Note that the trivial case with one company is also handled by this code (the first sum just will be $N$, the second sum will be 0 or 1, depending on whether $n\le N$).

---

For the priors, Zipf's law could be a good starting point for a realistic distribution of company sizes.

Answer 2

I am not going to analyze the code, but below is the solution.

Let

• P(loc60) be the probability that a random locomotive has number 60
• P(N) be the prior probability that there are exactly N locomotives
• P(loc60|N) be the probability that a random locomotive has number 60, if the total number of locomotives is N,
• P(N|loc60) be the probability that there are exactly N locomotives, if a random locomotive has number 60

Then

$$ P(N|\text{loc60}) = {P(\text{loc60}|N) P(N) \over P(\text{loc60})} = {P(\text{loc60}|N) P(N) \over \sum_M P(\text{loc60}|M)}$$

But $$ P(\text{loc60}|N) = \cases {1/N & if $N\ge 60$ \\ 0 & otherwise } $$

From now on, we assume that $N \ge 60$.

$$ P(N|\text{loc60}) = {P(N)/N \over \sum_{M=60}^\infty P(M)/M} $$

Now we should select P(N), otherwise we are stuck. Since we don't know even the order of magnitude of P(N), it is reasonable to assume that $\log N$ is uniformly distributed between 0 and some $\log N_\max$ (i. e. the probability that $10^2\le N<10^3$ is the same as the probability that $10^3\le N<10^4$). Guestimating $N_\max$ is a tricky task, but from my prior knowledge about railroads and locomotives, I can assume that $N_\max \gg 60$ .

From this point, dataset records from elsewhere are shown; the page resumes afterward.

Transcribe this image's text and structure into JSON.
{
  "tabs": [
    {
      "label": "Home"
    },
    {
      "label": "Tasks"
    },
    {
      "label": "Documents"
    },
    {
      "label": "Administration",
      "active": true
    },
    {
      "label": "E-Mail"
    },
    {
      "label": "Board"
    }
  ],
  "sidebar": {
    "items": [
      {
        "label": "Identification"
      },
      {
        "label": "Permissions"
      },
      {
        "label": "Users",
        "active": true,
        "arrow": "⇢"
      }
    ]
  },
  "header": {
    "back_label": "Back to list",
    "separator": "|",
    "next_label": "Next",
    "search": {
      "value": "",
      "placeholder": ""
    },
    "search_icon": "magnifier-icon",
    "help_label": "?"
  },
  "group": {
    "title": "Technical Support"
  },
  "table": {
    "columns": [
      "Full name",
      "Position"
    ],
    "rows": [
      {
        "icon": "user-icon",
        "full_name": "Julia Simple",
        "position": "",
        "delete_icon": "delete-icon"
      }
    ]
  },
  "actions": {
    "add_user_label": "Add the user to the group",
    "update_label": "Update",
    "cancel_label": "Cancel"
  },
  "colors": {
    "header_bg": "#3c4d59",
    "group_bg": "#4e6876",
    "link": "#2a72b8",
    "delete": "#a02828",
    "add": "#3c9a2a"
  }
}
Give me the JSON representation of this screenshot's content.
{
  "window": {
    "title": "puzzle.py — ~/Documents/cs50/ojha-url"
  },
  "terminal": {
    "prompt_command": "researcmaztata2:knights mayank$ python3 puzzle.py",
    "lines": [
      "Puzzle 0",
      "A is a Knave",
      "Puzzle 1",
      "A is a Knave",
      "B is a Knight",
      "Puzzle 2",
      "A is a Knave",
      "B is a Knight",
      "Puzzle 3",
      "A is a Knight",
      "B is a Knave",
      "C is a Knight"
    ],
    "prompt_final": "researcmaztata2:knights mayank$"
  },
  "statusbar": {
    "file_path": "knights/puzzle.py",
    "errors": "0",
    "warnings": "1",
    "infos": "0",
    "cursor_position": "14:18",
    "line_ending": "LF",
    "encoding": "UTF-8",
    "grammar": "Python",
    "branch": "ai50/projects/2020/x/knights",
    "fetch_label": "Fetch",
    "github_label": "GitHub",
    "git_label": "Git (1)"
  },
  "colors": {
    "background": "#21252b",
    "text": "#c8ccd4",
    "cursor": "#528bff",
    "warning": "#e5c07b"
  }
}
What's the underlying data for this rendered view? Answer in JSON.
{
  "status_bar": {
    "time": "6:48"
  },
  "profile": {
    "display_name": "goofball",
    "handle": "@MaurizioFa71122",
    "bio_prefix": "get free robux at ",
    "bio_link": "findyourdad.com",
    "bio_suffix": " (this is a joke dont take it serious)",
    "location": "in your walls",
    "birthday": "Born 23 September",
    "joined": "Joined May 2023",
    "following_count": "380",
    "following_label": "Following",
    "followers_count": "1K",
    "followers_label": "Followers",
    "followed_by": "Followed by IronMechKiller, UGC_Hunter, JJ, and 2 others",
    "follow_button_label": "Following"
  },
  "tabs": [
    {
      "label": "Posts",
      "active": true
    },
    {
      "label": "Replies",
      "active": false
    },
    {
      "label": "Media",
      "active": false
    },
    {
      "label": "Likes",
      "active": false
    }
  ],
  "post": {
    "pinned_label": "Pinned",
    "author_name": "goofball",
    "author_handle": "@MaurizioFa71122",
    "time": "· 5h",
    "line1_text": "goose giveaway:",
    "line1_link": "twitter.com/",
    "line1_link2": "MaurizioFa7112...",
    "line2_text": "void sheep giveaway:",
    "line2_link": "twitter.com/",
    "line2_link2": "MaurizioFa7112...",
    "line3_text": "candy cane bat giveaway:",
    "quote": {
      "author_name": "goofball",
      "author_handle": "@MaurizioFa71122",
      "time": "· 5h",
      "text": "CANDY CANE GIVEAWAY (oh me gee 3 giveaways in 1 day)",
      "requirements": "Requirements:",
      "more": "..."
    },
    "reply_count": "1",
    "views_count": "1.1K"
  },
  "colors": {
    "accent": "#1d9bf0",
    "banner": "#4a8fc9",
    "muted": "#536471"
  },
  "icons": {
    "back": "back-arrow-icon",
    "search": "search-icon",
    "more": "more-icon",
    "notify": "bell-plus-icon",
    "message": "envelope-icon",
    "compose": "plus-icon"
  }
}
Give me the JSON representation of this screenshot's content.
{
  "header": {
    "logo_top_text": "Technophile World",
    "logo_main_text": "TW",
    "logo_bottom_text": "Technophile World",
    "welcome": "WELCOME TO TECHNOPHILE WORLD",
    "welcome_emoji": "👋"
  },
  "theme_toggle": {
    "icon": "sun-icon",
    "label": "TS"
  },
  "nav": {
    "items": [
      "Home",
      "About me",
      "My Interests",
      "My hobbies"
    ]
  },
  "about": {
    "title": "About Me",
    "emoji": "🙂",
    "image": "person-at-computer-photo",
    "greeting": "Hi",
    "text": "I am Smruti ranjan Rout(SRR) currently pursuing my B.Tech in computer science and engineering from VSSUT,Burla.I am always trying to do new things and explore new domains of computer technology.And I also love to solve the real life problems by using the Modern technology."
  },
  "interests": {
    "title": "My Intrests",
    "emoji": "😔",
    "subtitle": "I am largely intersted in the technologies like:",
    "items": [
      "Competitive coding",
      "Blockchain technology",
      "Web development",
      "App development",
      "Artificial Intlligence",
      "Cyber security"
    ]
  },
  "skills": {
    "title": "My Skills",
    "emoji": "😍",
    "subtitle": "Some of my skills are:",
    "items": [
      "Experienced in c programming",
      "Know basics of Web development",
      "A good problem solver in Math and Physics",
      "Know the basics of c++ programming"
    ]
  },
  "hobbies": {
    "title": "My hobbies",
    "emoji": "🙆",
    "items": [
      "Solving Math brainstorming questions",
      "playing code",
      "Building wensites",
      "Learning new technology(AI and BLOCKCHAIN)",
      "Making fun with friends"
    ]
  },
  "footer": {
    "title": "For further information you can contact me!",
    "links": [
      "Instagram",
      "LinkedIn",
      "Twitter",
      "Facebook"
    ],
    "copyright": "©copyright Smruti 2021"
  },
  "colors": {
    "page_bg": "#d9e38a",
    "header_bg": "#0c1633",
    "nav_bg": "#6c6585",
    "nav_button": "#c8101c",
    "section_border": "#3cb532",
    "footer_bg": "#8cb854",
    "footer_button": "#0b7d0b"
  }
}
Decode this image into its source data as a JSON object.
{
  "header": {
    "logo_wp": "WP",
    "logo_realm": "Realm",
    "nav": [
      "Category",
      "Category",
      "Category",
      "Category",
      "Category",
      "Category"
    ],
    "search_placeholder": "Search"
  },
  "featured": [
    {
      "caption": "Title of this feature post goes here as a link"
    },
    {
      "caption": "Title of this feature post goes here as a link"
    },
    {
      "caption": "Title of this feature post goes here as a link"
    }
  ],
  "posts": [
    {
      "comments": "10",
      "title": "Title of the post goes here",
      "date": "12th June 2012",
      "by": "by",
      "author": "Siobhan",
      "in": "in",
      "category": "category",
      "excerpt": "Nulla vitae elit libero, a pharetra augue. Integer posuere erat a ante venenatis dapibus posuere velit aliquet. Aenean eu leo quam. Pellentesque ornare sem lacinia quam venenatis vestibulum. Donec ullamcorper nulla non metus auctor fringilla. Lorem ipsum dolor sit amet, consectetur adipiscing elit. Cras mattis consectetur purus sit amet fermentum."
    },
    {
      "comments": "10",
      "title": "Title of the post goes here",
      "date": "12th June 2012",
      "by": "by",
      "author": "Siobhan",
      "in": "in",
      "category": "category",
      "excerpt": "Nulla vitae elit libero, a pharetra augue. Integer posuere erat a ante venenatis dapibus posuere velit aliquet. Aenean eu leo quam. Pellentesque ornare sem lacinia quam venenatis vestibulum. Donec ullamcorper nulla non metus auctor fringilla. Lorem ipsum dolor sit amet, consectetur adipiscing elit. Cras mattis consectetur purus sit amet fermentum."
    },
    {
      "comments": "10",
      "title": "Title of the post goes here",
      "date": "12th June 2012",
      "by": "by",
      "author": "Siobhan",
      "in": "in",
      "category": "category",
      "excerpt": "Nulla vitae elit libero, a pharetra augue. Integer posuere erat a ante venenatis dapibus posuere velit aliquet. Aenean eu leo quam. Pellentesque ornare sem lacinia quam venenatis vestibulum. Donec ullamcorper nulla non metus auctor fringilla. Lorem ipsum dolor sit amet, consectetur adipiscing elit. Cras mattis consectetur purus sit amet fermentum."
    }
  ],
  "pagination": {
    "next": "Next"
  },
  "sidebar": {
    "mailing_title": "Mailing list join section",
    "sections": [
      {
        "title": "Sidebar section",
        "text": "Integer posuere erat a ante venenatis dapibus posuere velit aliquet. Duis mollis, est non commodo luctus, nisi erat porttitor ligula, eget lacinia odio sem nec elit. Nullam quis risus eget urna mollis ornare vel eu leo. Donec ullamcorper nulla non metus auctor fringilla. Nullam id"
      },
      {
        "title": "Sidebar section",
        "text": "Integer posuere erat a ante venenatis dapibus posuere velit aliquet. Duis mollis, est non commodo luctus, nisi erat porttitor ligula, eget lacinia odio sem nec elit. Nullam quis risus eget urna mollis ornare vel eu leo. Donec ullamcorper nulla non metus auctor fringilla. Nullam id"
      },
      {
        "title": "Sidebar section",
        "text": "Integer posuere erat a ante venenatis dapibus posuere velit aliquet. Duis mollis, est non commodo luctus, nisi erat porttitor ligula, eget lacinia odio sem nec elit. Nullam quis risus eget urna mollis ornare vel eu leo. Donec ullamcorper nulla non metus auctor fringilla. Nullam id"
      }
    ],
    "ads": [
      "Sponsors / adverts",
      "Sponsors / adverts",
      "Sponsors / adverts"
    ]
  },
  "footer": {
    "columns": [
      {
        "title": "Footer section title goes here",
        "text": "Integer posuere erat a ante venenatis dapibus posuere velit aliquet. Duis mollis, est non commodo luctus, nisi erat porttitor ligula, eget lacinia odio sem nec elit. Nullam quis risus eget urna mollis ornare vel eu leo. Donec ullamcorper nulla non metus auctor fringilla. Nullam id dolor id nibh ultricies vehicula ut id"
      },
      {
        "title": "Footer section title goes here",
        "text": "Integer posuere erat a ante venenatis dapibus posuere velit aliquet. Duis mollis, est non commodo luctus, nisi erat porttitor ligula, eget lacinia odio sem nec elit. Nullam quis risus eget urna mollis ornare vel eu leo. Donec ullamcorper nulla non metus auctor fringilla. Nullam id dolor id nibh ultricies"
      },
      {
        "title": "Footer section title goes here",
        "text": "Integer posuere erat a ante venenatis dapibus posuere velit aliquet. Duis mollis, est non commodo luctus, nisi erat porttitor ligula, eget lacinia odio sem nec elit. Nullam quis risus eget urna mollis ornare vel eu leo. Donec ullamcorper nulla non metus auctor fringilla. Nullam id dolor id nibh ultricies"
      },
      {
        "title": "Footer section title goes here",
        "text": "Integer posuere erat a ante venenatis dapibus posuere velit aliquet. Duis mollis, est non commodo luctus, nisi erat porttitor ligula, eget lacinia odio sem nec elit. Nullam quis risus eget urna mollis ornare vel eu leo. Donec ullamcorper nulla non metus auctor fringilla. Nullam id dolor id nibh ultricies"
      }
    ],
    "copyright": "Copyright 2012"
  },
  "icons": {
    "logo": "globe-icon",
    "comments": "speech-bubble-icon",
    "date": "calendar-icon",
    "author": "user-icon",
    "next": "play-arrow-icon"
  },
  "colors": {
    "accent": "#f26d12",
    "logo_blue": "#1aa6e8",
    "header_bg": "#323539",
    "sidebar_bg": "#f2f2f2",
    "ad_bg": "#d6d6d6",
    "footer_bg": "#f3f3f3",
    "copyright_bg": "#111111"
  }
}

The uniform distribution of $\log N$ means that $$P(N) = c(\log (N+1)-\log N) \approx c/N$$, where c is a constant independent on N.

Substituting this to the previous formula, we have: $$ P(N|\text{loc60}) \approx {c/N^2 \over \sum_{M=60}^{N_\max} c/M^2} $$

But $$\sum_{M=60}^{N_\max} c/M^2 \approx \int_{60}^{N_\max} {c\over M^2}dM = {c \over 60} - {c \over N_\max} \approx {c\over60} $$

Now we have

$$ P(N|\text{loc60}) \approx {60/N^2} $$

What is the median value of N? Let it be $N_\text{med}$ , then

$$ \int_{60}^{N_\text{med}} {60 \over N^2} dN = 1/2 $$

$$ 60/N - {60 \over N_\text{med}} = 1/2 $$

$$ N_\text{med} = 120 $$

If what we need is mathematical expectation rather than median, then

$$ E(N) = \int_{60}^{N_\max} {60\over N^2} N dN = 60 \log {N_\max \over 60} $$

From what I know about railroads, $N_\max$ should be between $10^3$ and $10^6$, so E(N) is somewhere between 170 and 600.